Al centro della crisi rimane lo scontro interno con i tre consiglieri del gruppo Obiettivo Salsomaggiore e Tabiano, che anche nell’ultima seduta del Consiglio comunale hanno confermato la richiesta di dimissioni del presidente dell’assemblea Pasquale Russo. I tre esponenti ritengono che il presidente si sia reso protagonista di comportamenti considerati inopportuni.
Russo ha respinto le contestazioni, sostenendo che la vicenda sarebbe già stata chiarita grazie all’intervento del segretario comunale. Ha inoltre rivendicato di aver sempre esercitato il proprio incarico con imparzialità e nel rispetto del ruolo di garanzia del Consiglio comunale, assicurando che tale linea verrà mantenuta anche in futuro.
Sulla stessa posizione il sindaco Musile Tanzi, che ha rinnovato la propria fiducia al presidente del Consiglio. Il primo cittadino ha anche respinto l’idea di un’amministrazione condizionata da interessi esterni o da pochi singoli consiglieri, ribadendo che il Comune opera attraverso organi con competenze distinte, come sindaco, giunta e Consiglio comunale, ciascuno responsabile delle proprie funzioni.
Il nodo, però, resta strettamente numerico. Senza il sostegno dei tre consiglieri di Obiettivo Salsomaggiore e Tabiano, la maggioranza non avrebbe più i numeri per governare: otto consiglieri contro nove esponenti dell’opposizione.

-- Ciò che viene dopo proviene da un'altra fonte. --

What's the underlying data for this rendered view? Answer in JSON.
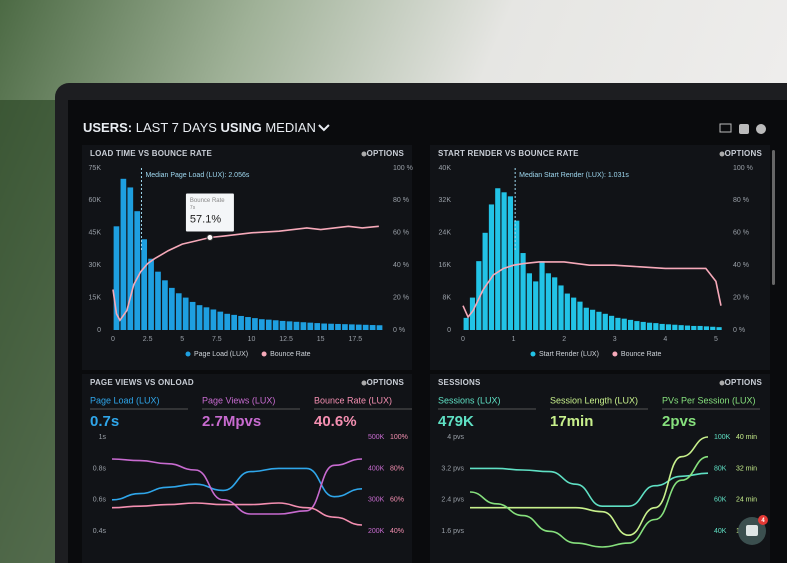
{
  "header": {
    "parts": [
      "USERS:",
      "LAST 7 DAYS",
      "USING",
      "MEDIAN"
    ]
  },
  "badge": "4",
  "chart_data": [
    {
      "type": "combo",
      "title": "LOAD TIME VS BOUNCE RATE",
      "options": "OPTIONS",
      "median": 2.056,
      "annotation": "Median Page Load (LUX): 2.056s",
      "xlim": [
        0,
        19.5
      ],
      "xticks": [
        0,
        2.5,
        5,
        7.5,
        10,
        12.5,
        15,
        17.5
      ],
      "ylim": [
        0,
        75000
      ],
      "yticks": [
        0,
        {
          "value": 15000,
          "label": "15K"
        },
        {
          "value": 30000,
          "label": "30K"
        },
        {
          "value": 45000,
          "label": "45K"
        },
        {
          "value": 60000,
          "label": "60K"
        },
        {
          "value": 75000,
          "label": "75K"
        }
      ],
      "y2lim": [
        0,
        100
      ],
      "y2ticks": [
        {
          "value": 0,
          "label": "0 %"
        },
        {
          "value": 20,
          "label": "20 %"
        },
        {
          "value": 40,
          "label": "40 %"
        },
        {
          "value": 60,
          "label": "60 %"
        },
        {
          "value": 80,
          "label": "80 %"
        },
        {
          "value": 100,
          "label": "100 %"
        }
      ],
      "tooltip": {
        "title": "Bounce Rate",
        "subtitle": "7s",
        "label": "57.1%",
        "x": 7,
        "value": 57.1
      },
      "series": [
        {
          "name": "Page Load (LUX)",
          "color": "#1e9fe0",
          "kind": "bar",
          "x": [
            0.25,
            0.75,
            1.25,
            1.75,
            2.25,
            2.75,
            3.25,
            3.75,
            4.25,
            4.75,
            5.25,
            5.75,
            6.25,
            6.75,
            7.25,
            7.75,
            8.25,
            8.75,
            9.25,
            9.75,
            10.25,
            10.75,
            11.25,
            11.75,
            12.25,
            12.75,
            13.25,
            13.75,
            14.25,
            14.75,
            15.25,
            15.75,
            16.25,
            16.75,
            17.25,
            17.75,
            18.25,
            18.75,
            19.25
          ],
          "values": [
            48000,
            70000,
            66000,
            55000,
            42000,
            33000,
            27000,
            23000,
            19500,
            17000,
            15000,
            13000,
            11500,
            10500,
            9500,
            8500,
            7500,
            7000,
            6500,
            6000,
            5500,
            5000,
            4800,
            4500,
            4200,
            4000,
            3800,
            3600,
            3400,
            3200,
            3000,
            2900,
            2800,
            2700,
            2600,
            2500,
            2400,
            2300,
            2200
          ]
        },
        {
          "name": "Bounce Rate",
          "color": "#f6a9b9",
          "kind": "line",
          "axis": "y2",
          "x": [
            0,
            0.25,
            0.5,
            1,
            1.5,
            2,
            2.5,
            3,
            4,
            5,
            6,
            7,
            8,
            10,
            12,
            14,
            15,
            16,
            17,
            18,
            19.2
          ],
          "values": [
            25,
            10,
            6,
            12,
            28,
            36,
            41,
            44,
            49,
            53,
            55,
            57.1,
            58,
            60,
            61,
            63,
            62,
            63,
            64,
            63,
            64
          ]
        }
      ]
    },
    {
      "type": "combo",
      "title": "START RENDER VS BOUNCE RATE",
      "options": "OPTIONS",
      "median": 1.031,
      "annotation": "Median Start Render (LUX): 1.031s",
      "xlim": [
        0,
        5.14
      ],
      "xticks": [
        0,
        1,
        2,
        3,
        4,
        5
      ],
      "ylim": [
        0,
        40000
      ],
      "yticks": [
        0,
        {
          "value": 8000,
          "label": "8K"
        },
        {
          "value": 16000,
          "label": "16K"
        },
        {
          "value": 24000,
          "label": "24K"
        },
        {
          "value": 32000,
          "label": "32K"
        },
        {
          "value": 40000,
          "label": "40K"
        }
      ],
      "y2lim": [
        0,
        100
      ],
      "y2ticks": [
        {
          "value": 0,
          "label": "0 %"
        },
        {
          "value": 20,
          "label": "20 %"
        },
        {
          "value": 40,
          "label": "40 %"
        },
        {
          "value": 60,
          "label": "60 %"
        },
        {
          "value": 80,
          "label": "80 %"
        },
        {
          "value": 100,
          "label": "100 %"
        }
      ],
      "series": [
        {
          "name": "Start Render (LUX)",
          "color": "#22c3e6",
          "kind": "bar",
          "x": [
            0.0625,
            0.1875,
            0.3125,
            0.4375,
            0.5625,
            0.6875,
            0.8125,
            0.9375,
            1.0625,
            1.1875,
            1.3125,
            1.4375,
            1.5625,
            1.6875,
            1.8125,
            1.9375,
            2.0625,
            2.1875,
            2.3125,
            2.4375,
            2.5625,
            2.6875,
            2.8125,
            2.9375,
            3.0625,
            3.1875,
            3.3125,
            3.4375,
            3.5625,
            3.6875,
            3.8125,
            3.9375,
            4.0625,
            4.1875,
            4.3125,
            4.4375,
            4.5625,
            4.6875,
            4.8125,
            4.9375,
            5.0625
          ],
          "values": [
            3000,
            8000,
            17000,
            24000,
            31000,
            35000,
            34000,
            33000,
            27000,
            19000,
            14000,
            12000,
            17000,
            14000,
            13000,
            11000,
            9000,
            8000,
            7000,
            5500,
            5000,
            4500,
            4000,
            3500,
            3000,
            2800,
            2500,
            2200,
            2000,
            1800,
            1700,
            1500,
            1400,
            1300,
            1200,
            1100,
            1000,
            1000,
            900,
            800,
            700
          ]
        },
        {
          "name": "Bounce Rate",
          "color": "#f6a9b9",
          "kind": "line",
          "axis": "y2",
          "x": [
            0,
            0.1,
            0.2,
            0.4,
            0.6,
            0.8,
            1,
            1.2,
            1.5,
            2,
            2.5,
            3,
            3.5,
            4,
            4.5,
            4.8,
            5,
            5.1
          ],
          "values": [
            15,
            8,
            12,
            25,
            34,
            38,
            40,
            41,
            42,
            42,
            40,
            40,
            39,
            38,
            38,
            38,
            30,
            15
          ]
        }
      ]
    },
    {
      "type": "line",
      "title": "PAGE VIEWS VS ONLOAD",
      "options": "OPTIONS",
      "ylim": [
        0.3,
        1
      ],
      "yticks": [
        {
          "value": 1,
          "label": "1s"
        },
        {
          "value": 0.8,
          "label": "0.8s"
        },
        {
          "value": 0.6,
          "label": "0.6s"
        },
        {
          "value": 0.4,
          "label": "0.4s"
        }
      ],
      "y2lim": [
        150000,
        500000
      ],
      "y2ticks": [
        {
          "value": 500000,
          "label": "500K"
        },
        {
          "value": 400000,
          "label": "400K"
        },
        {
          "value": 300000,
          "label": "300K"
        },
        {
          "value": 200000,
          "label": "200K"
        }
      ],
      "y3lim": [
        30,
        100
      ],
      "y3ticks": [
        {
          "value": 100,
          "label": "100%"
        },
        {
          "value": 80,
          "label": "80%"
        },
        {
          "value": 60,
          "label": "60%"
        },
        {
          "value": 40,
          "label": "40%"
        }
      ],
      "series": [
        {
          "name": "Page Load (LUX)",
          "summary": "0.7s",
          "color": "#2fa6ea",
          "axis": "y",
          "values": [
            0.6,
            0.64,
            0.68,
            0.7,
            0.66,
            0.78,
            0.8,
            0.8,
            0.62,
            0.67
          ]
        },
        {
          "name": "Page Views (LUX)",
          "summary": "2.7Mpvs",
          "color": "#c86bd0",
          "axis": "y2",
          "values": [
            430000,
            425000,
            415000,
            395000,
            300000,
            255000,
            255000,
            265000,
            410000,
            430000
          ]
        },
        {
          "name": "Bounce Rate (LUX)",
          "summary": "40.6%",
          "color": "#f48fb1",
          "axis": "y3",
          "values": [
            55,
            56,
            57,
            58,
            57,
            57,
            58,
            55,
            49,
            44
          ]
        }
      ]
    },
    {
      "type": "line",
      "title": "SESSIONS",
      "options": "OPTIONS",
      "ylim": [
        1.2,
        4
      ],
      "yticks": [
        {
          "value": 4,
          "label": "4 pvs"
        },
        {
          "value": 3.2,
          "label": "3.2 pvs"
        },
        {
          "value": 2.4,
          "label": "2.4 pvs"
        },
        {
          "value": 1.6,
          "label": "1.6 pvs"
        }
      ],
      "y2lim": [
        30000,
        100000
      ],
      "y2ticks": [
        {
          "value": 100000,
          "label": "100K"
        },
        {
          "value": 80000,
          "label": "80K"
        },
        {
          "value": 60000,
          "label": "60K"
        },
        {
          "value": 40000,
          "label": "40K"
        }
      ],
      "y3lim": [
        12,
        40
      ],
      "y3ticks": [
        {
          "value": 40,
          "label": "40 min"
        },
        {
          "value": 32,
          "label": "32 min"
        },
        {
          "value": 24,
          "label": "24 min"
        },
        {
          "value": 16,
          "label": "16 min"
        }
      ],
      "series": [
        {
          "name": "Sessions (LUX)",
          "summary": "479K",
          "color": "#5fe0c4",
          "axis": "y2",
          "values": [
            80000,
            80000,
            79000,
            78000,
            70000,
            56000,
            56000,
            69000,
            75000,
            77000
          ]
        },
        {
          "name": "Session Length (LUX)",
          "summary": "17min",
          "color": "#c8f08c",
          "axis": "y3",
          "values": [
            22,
            22,
            22,
            22,
            22,
            21,
            15,
            22,
            35,
            40
          ]
        },
        {
          "name": "PVs Per Session (LUX)",
          "summary": "2pvs",
          "color": "#86e07d",
          "axis": "y",
          "values": [
            2.6,
            2.3,
            2.0,
            1.6,
            1.3,
            1.2,
            1.3,
            1.9,
            2.9,
            3.5
          ]
        }
      ]
    }
  ]
}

In questo scenario basterebbe l’appoggio anche di un solo consigliere di minoranza disposto a condividere il programma amministrativo per consentire la prosecuzione della legislatura ed evitare il commissariamento prefettizio.
Una soluzione che al momento appare complessa. Alternativa Democratica, SiAmo Salso e Partito Democratico hanno già escluso sostegni alla maggioranza. Resta invece ancora da chiarire la posizione di Alessandro Bernazzoli, esponente della lista civica Salsomaggiore e Tabiano 2030, candidato sindaco alle amministrative del 2023 insieme al Partito Democratico dopo la frattura interna al centrosinistra.
Le prossime giornate saranno dunque decisive per capire se esistano ancora margini politici per salvare l’amministrazione o se il Comune sia destinato a un commissario prefettizio e a un ritorno anticipato alle urne.